Defendant 127 Boyle LLC, solely owned by Defendant Caara Shayne (Shayne), is the lessor of the property at which Millennium House is located. (Ricketts Decl., Ex. 3 [26].)


            Defendants argue that Plaintiffs cannot maintain a claim for public nuisance because they either did not reside at Millennium House during the period that housing violations were documented, or resided at the house for only a short period before the violations were abated. Defendants present a Notice of Order to Comply from the Los Angeles Housing & Community, dated July 30, 2018, citing the property for various violations. (UMF 22; Defendants’ Evidence (DE), Ex. E [101].) A subsequent entry made following a re-inspection on September 8, 2018, states, “All cited violations have been corrected, case closed.” (Id. [99].) Additionally, Defendants present Inspections Reports issued by the County of Los Angeles Department of Public Health from August 3, 2019, to September 28, 2019, which initially documented some violations, but later found that those violations were corrected. (DE, Exs. F-H.)


            However, Plaintiffs have met their burden to present evidence showing a triable issue of material fact as to whether they were exposed to the alleged conditions at Millennium House. Plaintiffs’ experiences of the conditions are supported by their testimony, photographs, and contemporaneous complaints to the Department of Public Health. (Bankuthy Decl. ¶ 11-14, Exs. 8-18; Stegen Decl. ¶¶ 6-11; Pollock Decl. ¶¶ 5-10.) The effect of the defective conditions on the tenants, workers, and visitors at Millennium House (Bankuthy Decl. ¶ 20) is sufficient to satisfy the requirement that a public nuisance “affect[s] a substantial number of people at the same time.” (Birke v. Oakwood Worldwide (2009) 169 Cal.App.4th 1540, 1548.)


            Defendants also argue that they were never provided written notice of the violations allegedly constituting the public nuisances. Defendants’ own evidence contradicts this claim. (DE, Ex. E, Ex. F.)


            Finally, Defendants argue that Plaintiffs lacked a sufficient interest in Millennium House to maintain a claim for private nuisance.

“[A] private nuisance can support recovery only for harm to a property interest, not for personal injury. Although a public nuisance can support recovery for either personal harm or property damage, a plaintiff suing on this basis must show special injury to himself of a character different in kind—not merely in degree—from that suffered by the general public.” (Institoris v.
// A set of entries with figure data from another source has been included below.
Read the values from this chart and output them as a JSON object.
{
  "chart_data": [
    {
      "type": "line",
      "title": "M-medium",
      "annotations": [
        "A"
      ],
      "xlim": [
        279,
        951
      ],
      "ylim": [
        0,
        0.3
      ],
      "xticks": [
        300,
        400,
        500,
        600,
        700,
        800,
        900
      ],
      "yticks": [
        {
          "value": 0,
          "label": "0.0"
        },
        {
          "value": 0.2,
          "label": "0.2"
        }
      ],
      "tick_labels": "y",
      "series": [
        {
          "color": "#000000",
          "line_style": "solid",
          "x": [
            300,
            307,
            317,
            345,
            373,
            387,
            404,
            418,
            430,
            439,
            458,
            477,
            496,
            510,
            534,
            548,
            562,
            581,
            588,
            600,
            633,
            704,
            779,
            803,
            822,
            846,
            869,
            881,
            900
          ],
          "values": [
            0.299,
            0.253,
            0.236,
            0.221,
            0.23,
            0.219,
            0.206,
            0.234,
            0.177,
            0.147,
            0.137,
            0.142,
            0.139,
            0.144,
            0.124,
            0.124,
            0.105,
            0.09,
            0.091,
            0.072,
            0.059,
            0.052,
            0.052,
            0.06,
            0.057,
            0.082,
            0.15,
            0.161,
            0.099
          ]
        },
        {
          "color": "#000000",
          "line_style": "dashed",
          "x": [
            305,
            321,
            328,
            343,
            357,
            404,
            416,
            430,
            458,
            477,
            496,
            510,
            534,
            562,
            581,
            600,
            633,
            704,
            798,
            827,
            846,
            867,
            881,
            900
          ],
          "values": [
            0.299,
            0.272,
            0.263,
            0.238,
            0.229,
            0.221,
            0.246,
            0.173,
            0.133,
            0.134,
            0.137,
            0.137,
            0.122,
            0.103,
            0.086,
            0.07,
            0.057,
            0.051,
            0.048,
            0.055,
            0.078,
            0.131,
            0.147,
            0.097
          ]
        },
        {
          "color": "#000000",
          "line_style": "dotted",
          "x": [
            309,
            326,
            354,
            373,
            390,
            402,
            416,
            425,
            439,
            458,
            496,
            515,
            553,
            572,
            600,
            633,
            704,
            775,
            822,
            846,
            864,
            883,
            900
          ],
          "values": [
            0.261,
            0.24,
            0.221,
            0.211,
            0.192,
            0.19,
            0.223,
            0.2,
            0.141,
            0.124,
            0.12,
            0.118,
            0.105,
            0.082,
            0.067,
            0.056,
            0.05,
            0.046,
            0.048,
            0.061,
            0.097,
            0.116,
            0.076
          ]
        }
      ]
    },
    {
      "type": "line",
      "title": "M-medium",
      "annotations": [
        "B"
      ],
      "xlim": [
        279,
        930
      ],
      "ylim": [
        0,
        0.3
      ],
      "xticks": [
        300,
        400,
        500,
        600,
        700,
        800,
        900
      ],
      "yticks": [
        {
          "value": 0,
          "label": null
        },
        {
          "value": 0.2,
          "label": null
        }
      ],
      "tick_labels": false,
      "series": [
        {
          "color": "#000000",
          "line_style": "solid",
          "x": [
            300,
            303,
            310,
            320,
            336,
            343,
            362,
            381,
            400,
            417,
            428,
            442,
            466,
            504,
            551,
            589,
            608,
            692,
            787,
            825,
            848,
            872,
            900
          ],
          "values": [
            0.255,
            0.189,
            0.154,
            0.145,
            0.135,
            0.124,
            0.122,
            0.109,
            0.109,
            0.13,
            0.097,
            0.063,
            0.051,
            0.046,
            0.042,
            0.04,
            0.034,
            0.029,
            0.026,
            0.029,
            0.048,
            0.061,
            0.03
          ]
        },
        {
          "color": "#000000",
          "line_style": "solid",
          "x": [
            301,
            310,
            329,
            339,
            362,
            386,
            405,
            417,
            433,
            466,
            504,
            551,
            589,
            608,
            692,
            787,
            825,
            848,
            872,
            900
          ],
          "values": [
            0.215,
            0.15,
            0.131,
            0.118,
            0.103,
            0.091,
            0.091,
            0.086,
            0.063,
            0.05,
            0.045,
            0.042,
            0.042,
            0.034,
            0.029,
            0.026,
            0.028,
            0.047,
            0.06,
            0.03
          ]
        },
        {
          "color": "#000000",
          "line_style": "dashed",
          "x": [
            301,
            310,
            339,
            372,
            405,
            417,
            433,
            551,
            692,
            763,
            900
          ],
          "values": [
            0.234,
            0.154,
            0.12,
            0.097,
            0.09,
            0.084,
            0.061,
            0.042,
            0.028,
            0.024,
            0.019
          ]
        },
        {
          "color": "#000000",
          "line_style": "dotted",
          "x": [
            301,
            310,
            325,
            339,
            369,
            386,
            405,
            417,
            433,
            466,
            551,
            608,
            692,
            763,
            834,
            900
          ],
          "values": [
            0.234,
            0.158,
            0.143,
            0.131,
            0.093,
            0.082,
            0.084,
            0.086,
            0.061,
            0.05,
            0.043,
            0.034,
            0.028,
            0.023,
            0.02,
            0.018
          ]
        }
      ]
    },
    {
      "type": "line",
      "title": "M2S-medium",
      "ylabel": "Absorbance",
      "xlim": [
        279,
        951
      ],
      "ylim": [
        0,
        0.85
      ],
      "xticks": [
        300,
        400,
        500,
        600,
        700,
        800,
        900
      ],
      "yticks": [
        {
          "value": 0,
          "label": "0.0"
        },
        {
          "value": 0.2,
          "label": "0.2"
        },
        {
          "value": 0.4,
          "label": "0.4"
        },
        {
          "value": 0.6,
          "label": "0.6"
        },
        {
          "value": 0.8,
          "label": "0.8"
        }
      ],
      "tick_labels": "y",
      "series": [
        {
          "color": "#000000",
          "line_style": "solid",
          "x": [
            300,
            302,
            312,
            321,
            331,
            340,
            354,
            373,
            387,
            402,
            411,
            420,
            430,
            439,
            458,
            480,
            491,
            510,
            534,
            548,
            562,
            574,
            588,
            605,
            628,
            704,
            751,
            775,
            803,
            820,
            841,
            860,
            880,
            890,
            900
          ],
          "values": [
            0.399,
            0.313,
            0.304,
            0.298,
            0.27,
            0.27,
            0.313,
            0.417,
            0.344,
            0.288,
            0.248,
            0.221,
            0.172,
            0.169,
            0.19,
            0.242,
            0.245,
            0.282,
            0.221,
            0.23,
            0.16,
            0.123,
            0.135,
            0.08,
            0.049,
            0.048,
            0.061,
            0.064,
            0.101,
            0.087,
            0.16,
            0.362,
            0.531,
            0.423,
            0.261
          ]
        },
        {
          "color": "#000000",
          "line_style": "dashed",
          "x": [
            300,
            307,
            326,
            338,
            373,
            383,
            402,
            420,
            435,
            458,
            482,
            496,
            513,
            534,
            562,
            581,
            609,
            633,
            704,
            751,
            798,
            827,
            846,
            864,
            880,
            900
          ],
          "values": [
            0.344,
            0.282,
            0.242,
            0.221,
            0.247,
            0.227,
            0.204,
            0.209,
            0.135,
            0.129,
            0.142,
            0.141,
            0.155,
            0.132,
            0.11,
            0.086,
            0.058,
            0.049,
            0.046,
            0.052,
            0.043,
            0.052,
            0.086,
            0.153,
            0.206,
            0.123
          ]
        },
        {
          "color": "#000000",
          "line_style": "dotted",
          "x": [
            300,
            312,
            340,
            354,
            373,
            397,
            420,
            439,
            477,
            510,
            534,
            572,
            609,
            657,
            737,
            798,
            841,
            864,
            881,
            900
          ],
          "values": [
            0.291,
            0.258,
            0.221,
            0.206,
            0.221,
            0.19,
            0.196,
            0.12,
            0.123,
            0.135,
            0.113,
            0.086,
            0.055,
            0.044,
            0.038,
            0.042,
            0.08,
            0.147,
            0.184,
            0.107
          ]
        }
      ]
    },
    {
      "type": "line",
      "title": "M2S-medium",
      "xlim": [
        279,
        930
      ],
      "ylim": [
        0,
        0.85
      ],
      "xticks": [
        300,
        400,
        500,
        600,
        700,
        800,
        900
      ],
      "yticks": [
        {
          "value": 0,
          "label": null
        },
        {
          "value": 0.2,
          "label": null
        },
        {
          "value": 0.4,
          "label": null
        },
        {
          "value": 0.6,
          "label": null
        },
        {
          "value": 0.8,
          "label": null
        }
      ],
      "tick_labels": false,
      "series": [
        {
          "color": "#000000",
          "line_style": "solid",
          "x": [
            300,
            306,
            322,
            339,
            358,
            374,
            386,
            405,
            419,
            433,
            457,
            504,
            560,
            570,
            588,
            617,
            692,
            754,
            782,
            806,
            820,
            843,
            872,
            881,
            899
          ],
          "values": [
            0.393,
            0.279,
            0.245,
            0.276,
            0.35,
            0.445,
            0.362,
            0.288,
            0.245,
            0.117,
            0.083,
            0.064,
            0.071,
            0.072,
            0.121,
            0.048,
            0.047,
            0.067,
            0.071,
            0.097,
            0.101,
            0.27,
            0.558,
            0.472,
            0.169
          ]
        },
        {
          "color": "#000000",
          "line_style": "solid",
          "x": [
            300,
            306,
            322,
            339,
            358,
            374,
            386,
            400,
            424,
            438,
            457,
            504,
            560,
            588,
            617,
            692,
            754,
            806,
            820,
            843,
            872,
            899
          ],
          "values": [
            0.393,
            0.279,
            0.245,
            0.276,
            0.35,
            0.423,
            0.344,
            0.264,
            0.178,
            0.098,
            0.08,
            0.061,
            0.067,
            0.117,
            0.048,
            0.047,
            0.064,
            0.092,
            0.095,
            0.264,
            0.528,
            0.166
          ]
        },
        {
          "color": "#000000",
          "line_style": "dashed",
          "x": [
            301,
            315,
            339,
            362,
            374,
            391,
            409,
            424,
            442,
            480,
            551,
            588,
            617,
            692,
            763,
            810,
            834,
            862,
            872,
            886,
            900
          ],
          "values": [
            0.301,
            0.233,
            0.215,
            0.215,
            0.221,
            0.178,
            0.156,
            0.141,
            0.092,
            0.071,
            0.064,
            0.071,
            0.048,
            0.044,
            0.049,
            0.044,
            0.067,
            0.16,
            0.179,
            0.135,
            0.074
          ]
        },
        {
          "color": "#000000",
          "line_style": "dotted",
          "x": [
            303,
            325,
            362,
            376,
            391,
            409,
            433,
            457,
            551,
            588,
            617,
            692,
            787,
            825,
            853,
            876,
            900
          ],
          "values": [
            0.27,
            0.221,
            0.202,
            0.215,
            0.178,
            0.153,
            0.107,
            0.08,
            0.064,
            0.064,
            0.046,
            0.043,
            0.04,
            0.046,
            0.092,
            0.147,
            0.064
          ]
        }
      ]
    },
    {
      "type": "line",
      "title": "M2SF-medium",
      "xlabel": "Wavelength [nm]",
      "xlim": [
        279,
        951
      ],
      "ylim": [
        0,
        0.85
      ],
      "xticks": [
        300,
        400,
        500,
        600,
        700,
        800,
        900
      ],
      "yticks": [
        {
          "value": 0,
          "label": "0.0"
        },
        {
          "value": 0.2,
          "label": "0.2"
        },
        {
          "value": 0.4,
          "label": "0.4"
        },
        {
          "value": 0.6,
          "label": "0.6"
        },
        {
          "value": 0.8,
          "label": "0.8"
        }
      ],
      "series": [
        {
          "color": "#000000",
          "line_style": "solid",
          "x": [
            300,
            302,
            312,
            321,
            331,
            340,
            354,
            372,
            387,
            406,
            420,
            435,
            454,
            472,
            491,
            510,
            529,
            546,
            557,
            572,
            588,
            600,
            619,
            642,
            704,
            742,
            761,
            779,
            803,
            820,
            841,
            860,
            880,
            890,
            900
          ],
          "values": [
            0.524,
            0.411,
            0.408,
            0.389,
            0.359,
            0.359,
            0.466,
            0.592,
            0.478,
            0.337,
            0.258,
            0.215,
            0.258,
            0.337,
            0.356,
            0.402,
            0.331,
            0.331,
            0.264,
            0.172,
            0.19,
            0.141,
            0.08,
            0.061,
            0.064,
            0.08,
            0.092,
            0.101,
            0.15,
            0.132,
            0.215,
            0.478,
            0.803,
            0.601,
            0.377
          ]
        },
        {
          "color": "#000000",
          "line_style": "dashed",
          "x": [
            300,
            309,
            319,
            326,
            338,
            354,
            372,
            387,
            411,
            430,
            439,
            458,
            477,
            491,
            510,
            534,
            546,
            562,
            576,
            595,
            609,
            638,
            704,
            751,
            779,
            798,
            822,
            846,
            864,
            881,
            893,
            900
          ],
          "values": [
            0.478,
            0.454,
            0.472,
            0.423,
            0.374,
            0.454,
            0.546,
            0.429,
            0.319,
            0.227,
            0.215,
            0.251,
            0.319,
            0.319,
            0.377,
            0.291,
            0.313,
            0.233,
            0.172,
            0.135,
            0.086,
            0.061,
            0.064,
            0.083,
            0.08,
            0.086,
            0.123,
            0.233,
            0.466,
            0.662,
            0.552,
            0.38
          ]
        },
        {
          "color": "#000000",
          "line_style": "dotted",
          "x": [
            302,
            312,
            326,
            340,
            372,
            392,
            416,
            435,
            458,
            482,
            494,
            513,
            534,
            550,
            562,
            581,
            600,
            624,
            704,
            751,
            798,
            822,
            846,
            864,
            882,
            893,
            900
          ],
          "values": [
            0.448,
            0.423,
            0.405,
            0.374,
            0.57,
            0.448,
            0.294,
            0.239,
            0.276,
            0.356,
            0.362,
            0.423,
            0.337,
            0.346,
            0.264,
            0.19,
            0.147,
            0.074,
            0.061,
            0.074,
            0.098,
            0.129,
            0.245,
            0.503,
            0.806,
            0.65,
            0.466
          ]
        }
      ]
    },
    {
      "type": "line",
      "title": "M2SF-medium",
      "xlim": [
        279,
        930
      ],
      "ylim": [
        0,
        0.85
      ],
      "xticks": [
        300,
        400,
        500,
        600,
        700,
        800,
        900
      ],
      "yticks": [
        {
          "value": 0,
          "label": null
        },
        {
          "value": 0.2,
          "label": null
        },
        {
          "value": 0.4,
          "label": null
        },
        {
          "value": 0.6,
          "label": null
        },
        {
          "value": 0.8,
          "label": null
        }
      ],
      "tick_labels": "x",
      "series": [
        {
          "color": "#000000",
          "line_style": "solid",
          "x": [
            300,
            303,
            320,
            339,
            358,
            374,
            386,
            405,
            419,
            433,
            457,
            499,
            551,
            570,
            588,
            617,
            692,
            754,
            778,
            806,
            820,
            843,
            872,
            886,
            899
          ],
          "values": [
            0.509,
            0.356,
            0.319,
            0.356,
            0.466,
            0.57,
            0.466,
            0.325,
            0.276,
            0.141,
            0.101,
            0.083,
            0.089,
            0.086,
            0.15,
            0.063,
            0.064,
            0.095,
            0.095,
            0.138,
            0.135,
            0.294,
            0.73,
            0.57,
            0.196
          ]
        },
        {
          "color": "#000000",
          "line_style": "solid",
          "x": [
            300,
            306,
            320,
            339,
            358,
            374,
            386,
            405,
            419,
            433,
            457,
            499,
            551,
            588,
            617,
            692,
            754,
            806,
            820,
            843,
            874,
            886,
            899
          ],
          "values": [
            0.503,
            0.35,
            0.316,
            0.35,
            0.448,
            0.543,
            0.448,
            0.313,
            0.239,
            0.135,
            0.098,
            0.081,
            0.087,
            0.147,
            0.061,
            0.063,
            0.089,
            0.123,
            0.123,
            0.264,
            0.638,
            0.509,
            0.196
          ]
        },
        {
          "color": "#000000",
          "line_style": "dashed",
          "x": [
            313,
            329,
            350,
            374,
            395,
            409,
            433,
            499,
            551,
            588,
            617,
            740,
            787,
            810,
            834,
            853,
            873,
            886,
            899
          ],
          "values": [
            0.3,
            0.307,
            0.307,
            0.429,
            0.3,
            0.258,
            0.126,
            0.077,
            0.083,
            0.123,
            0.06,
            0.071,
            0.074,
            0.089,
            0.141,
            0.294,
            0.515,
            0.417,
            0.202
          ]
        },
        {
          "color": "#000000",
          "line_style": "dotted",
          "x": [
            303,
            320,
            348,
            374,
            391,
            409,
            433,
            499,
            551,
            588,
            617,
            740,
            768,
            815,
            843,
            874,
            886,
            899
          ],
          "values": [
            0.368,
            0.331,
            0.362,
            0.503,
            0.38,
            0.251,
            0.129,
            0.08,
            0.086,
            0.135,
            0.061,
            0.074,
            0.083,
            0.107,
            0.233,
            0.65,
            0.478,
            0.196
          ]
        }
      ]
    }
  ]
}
City of Los Angeles (1989) 210 Cal.App.3d 10, 20.) “Although ‘any interest sufficient to be dignified as a property right’ will support an action based on a private nuisance, and this includes within its purview a tenancy for a term, such right does not inure in favor of a licensee, lodger or employee.” (Venuto v. Owens-Corning Fiberglas Corp. (1971) 22 Cal.App.3d 116, 125.)

The Los Angeles Municipal Code (LAMC) defines a “tenant” as “A tenant, subtenant, lessee, sublessee or any other person entitled to use or occupancy of a rental unit.” (People v. Venice Suites, LLC (2021) 71 Cal.App.5th 715, 729 [citing LAMC, § 151.02].) The LAMC further provides, “Housing accommodations in hotels, motels, inns, tourist homes and boarding and rooming houses, provided that at such time as an accommodation has been occupied as the primary residence of one or more of the same tenants for any period more than 30 days such accommodation shall become a rental unit subject to the provisions of this chapter.” (Ibid.)

It is undisputed that each Plaintiff resided at Millennium House for at least four months. (UMF 12-16.) Because Plaintiffs each occupied Millennium House as their primary residence for more than thirty days, Millennium House was a “rental unit” and Plaintiffs were “tenants” under the LAMC. Plaintiffs therefore possessed a sufficient property interest in Millennium House to bring their claim for private nuisance.


The Court also finds Plaintiffs’ evidence sufficient to show a triable issue of material fact as to their entitlement to punitive damages against Defendants. “A nuisance may be either a negligent or an intentional tort. If the latter, then exemplary damages are recoverable.” (Stoiber v. Honeychuck (1980) 101 Cal.App.3d 903, 920.) A landlord’s failure to remedy defective conditions in a property despite full knowledge is sufficient to support recovery of punitive damages. (Ibid.)